Phil English, N;The Cavvy wasn’t even bad enough to be a joke, like the AMC Gremlin, or a kitschy embarrassment, like the Chevette. It was just the mutt of the midsize rental fleet at the Airport at the End of the Mind, the joyless perk of the junior sales exec, the Motel 6 of the American automobile. By the late 1990s, the company was reportedly losing $1,000 on every one sold from the GM factory in Lordstown.

It was “the car that deservedly got GM in trouble,” says Paul A. Eisenstein, publisher of the Car Connection, a popular automotive Web site.

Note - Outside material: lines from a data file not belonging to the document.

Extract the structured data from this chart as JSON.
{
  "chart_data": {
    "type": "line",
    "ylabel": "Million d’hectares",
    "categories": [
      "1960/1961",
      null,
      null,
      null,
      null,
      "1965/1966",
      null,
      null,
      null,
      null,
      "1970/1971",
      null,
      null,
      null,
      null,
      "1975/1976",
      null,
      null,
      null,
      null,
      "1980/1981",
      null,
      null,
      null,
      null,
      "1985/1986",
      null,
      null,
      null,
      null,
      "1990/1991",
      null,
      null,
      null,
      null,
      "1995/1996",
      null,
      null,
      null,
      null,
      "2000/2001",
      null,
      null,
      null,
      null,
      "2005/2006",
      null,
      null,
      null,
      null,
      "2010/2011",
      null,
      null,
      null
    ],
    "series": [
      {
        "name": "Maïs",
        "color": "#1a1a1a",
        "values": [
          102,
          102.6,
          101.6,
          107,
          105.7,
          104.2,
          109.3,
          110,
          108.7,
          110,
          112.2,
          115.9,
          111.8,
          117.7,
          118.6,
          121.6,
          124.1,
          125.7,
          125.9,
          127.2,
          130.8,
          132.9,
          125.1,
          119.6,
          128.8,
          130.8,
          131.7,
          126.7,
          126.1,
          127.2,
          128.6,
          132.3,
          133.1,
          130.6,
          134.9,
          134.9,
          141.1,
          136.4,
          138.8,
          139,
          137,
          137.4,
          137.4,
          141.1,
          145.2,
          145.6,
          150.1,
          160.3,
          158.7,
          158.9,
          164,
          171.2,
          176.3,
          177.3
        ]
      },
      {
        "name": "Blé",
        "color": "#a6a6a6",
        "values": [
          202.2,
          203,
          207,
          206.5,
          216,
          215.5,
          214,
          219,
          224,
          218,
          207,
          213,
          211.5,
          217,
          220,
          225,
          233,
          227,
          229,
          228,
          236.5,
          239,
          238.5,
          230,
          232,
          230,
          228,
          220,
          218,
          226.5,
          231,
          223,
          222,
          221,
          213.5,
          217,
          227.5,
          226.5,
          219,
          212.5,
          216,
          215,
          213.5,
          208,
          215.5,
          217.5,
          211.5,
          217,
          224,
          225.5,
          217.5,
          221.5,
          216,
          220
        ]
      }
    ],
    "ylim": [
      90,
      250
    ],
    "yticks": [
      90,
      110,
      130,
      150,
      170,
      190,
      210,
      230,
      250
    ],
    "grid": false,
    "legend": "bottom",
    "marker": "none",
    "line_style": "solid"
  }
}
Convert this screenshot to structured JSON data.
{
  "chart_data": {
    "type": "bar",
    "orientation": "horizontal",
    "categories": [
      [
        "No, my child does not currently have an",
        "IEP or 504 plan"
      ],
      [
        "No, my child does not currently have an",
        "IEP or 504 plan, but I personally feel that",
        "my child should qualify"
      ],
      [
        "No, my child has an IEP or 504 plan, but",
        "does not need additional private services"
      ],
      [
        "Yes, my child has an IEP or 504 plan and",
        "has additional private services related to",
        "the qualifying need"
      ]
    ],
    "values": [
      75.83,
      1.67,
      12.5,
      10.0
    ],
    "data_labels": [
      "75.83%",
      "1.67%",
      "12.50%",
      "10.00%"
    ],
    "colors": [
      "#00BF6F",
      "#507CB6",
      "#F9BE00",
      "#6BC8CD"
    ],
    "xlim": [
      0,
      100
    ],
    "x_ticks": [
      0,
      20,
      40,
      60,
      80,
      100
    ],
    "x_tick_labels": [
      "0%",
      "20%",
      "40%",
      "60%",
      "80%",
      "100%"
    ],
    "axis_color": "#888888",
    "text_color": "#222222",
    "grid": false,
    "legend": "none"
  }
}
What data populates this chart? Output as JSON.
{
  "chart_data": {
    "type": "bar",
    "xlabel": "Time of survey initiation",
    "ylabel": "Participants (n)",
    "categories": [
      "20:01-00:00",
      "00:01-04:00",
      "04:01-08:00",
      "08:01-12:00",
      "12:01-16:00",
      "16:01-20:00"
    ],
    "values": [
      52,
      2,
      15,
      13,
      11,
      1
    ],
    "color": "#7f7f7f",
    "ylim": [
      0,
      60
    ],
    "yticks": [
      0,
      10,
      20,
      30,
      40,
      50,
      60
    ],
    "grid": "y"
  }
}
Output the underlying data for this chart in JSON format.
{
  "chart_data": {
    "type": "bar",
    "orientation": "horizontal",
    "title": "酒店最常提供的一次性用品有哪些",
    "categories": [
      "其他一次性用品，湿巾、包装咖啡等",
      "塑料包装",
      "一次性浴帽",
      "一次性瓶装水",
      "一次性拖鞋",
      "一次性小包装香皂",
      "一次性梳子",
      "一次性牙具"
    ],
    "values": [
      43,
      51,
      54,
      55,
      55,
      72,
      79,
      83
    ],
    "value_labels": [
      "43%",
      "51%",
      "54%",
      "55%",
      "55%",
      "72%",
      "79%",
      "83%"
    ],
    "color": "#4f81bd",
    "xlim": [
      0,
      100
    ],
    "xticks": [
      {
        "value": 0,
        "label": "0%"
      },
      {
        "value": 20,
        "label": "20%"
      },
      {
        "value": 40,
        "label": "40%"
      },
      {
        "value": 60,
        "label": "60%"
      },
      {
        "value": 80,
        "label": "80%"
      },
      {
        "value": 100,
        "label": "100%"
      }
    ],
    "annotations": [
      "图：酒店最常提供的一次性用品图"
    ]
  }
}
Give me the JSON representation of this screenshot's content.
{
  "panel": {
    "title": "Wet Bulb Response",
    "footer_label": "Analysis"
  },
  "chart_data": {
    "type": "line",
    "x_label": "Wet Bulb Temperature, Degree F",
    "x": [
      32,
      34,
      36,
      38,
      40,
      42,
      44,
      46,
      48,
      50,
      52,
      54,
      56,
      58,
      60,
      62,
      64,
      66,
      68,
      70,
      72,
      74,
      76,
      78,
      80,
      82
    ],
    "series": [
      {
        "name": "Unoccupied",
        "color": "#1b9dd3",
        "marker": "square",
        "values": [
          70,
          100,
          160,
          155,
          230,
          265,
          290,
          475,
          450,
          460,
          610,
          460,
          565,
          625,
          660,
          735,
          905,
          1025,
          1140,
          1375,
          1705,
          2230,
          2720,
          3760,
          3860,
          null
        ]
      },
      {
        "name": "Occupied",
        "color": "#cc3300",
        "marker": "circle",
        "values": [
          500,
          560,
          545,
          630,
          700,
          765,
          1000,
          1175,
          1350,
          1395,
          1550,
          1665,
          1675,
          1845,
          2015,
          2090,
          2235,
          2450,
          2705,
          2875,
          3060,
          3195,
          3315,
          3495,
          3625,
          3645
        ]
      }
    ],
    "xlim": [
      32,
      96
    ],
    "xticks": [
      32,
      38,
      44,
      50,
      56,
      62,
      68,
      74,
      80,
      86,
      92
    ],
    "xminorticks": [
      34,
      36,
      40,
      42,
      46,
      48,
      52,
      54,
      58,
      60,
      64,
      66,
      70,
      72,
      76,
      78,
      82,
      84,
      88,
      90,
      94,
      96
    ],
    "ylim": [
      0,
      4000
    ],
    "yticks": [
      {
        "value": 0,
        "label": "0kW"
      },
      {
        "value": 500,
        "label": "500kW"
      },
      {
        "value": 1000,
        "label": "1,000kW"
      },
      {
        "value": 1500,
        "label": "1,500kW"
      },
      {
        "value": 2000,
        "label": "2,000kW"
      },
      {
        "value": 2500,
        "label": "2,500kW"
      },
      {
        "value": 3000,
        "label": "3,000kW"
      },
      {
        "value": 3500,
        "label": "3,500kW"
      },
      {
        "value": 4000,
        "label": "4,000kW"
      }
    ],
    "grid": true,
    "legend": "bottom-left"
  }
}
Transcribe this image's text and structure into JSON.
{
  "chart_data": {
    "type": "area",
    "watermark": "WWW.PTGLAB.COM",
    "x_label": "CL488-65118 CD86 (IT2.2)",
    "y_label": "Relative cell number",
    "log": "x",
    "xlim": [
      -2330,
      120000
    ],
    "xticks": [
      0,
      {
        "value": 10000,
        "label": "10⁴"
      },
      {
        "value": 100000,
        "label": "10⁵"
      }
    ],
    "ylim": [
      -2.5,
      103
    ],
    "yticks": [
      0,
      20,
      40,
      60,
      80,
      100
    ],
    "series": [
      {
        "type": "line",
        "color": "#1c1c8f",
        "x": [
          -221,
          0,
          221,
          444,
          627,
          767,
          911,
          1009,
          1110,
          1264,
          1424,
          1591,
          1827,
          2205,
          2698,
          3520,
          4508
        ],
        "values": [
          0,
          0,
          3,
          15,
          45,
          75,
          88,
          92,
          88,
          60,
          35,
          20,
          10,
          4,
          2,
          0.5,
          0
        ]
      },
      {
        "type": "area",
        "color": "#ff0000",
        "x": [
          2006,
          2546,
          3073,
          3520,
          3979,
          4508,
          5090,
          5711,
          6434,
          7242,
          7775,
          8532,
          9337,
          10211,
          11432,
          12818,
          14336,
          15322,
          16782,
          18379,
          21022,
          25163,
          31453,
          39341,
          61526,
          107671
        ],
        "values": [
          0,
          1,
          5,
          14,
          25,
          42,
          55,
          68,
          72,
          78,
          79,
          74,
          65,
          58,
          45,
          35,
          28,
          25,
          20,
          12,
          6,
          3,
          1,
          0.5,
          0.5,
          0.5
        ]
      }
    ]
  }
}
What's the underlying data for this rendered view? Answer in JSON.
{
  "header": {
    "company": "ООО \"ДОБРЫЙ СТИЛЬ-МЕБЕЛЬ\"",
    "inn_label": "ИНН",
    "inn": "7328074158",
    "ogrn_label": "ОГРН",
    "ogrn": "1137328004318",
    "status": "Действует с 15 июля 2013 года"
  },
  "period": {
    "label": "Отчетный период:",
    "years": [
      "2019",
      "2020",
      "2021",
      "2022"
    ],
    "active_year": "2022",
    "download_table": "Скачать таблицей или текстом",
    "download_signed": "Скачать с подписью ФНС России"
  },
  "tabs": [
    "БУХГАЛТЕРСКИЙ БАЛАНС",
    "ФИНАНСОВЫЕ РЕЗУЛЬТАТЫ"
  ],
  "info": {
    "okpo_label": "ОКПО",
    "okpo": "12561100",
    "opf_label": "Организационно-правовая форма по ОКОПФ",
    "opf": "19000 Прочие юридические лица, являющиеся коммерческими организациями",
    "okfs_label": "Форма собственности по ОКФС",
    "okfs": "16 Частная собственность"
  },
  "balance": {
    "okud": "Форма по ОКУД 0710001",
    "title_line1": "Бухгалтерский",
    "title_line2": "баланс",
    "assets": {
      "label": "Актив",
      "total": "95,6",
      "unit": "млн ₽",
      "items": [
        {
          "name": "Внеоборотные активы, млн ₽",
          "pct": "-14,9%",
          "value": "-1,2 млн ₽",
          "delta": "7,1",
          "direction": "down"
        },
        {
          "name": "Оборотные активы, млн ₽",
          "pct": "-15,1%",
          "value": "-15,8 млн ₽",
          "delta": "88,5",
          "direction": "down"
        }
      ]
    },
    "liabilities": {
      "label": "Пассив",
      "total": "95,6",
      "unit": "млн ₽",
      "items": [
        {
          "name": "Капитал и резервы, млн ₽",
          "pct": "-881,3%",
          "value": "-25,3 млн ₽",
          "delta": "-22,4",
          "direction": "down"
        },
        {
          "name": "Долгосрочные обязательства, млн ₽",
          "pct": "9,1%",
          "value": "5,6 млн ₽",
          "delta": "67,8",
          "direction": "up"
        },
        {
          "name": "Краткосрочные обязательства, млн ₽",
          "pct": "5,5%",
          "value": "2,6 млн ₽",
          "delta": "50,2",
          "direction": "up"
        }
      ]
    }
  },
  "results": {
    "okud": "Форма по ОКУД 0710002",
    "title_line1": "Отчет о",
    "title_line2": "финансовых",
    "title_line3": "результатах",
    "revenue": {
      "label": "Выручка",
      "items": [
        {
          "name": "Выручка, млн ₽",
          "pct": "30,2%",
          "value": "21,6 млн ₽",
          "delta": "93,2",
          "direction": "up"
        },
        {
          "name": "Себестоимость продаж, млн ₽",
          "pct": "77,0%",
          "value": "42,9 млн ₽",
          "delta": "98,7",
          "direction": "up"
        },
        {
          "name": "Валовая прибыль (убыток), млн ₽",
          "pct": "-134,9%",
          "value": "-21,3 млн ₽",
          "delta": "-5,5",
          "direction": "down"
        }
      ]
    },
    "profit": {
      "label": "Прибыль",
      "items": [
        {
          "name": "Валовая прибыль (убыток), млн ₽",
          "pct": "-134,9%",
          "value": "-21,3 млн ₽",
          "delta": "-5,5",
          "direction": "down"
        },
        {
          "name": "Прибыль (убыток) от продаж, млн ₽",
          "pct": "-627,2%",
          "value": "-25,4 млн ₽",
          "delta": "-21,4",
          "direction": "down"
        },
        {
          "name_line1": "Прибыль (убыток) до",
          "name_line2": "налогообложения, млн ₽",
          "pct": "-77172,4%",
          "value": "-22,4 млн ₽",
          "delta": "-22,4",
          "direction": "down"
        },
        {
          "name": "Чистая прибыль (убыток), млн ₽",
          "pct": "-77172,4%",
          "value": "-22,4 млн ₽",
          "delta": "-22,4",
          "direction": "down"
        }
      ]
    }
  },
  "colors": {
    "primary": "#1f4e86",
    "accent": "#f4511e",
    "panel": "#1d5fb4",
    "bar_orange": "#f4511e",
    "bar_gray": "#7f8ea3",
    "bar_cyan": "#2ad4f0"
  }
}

Something is going on here, something on the darker edge of American possibility, something scary in the back aisles of AutoZone. Why would teenagers, young men, all in search of hipness, devote themselves to such mediocrity?

You know what?

Cavalier guys love this. Go ahead, yuk it up. They’ll take a used Cavvy for five grand and get in the garage and turn it into something that’ll shame your 20 grand store-bought Civic, or anything else you saw in “The Fast and the Furious.”

“When I drive by, I want people to look at me and say, ‘Wow, that’s a Cavalier,’” said Josh Detorie, a Cavalier owner from suburban Baltimore.

He won something like a dozen trophies at car shows last year. The car is candy-blue and silver. It’s gorgeous.

“I have a couple thousand pictures of my car from what it looked like when I bought it until now. It wasn’t blue and silver originally. It was black and silver, but the black got to be so much to keep up with. Oxidation kicks in a lot faster. I was working so much I wasn’t able to keep up with it.”

He produces several hundred pictures of the car on his iPod Touch.

He’s reworked just about everything but the taillights. His Web page lists more than 50 modifications, including: tires upgraded four sizes; new suspension; a GM performance supercharger under the hood; a 1,200-watt Sony amplifier; flat-screen television in the trunk; television monitors mounted in the visors; racing seats; custom-made sliders; triple engine gauges, like eyeballs, on the driver’s side of the dash; neon blue lights under the car and inside, too.

Of course it has remote start.

The Cavalier was once the best-selling car in America, and that alone makes you wonder whatever happened to this country. It was 1984 and 1985. It was priced to sell — like, for $14,000. It came in a three-door hatchback, a four-door, a coupe and a convertible. There was the Z-24. The car was updated three times over the next 13 years, and then GM lost interest. It died in 2005.

There is no real national organization to the Cavvy phenomenon.

There is a J-Body Organization out of Arizona (named for GM’s framework for the Cav, the Pontiac Sunbird and such), and Clubcav.com and V6z24.com and the Cavalier page at Cardomain.com. The latter has more than 9,000 Cavalier owners listing their hyped-up vehicles — more than any other car except the Camaro, which is, like, a real car.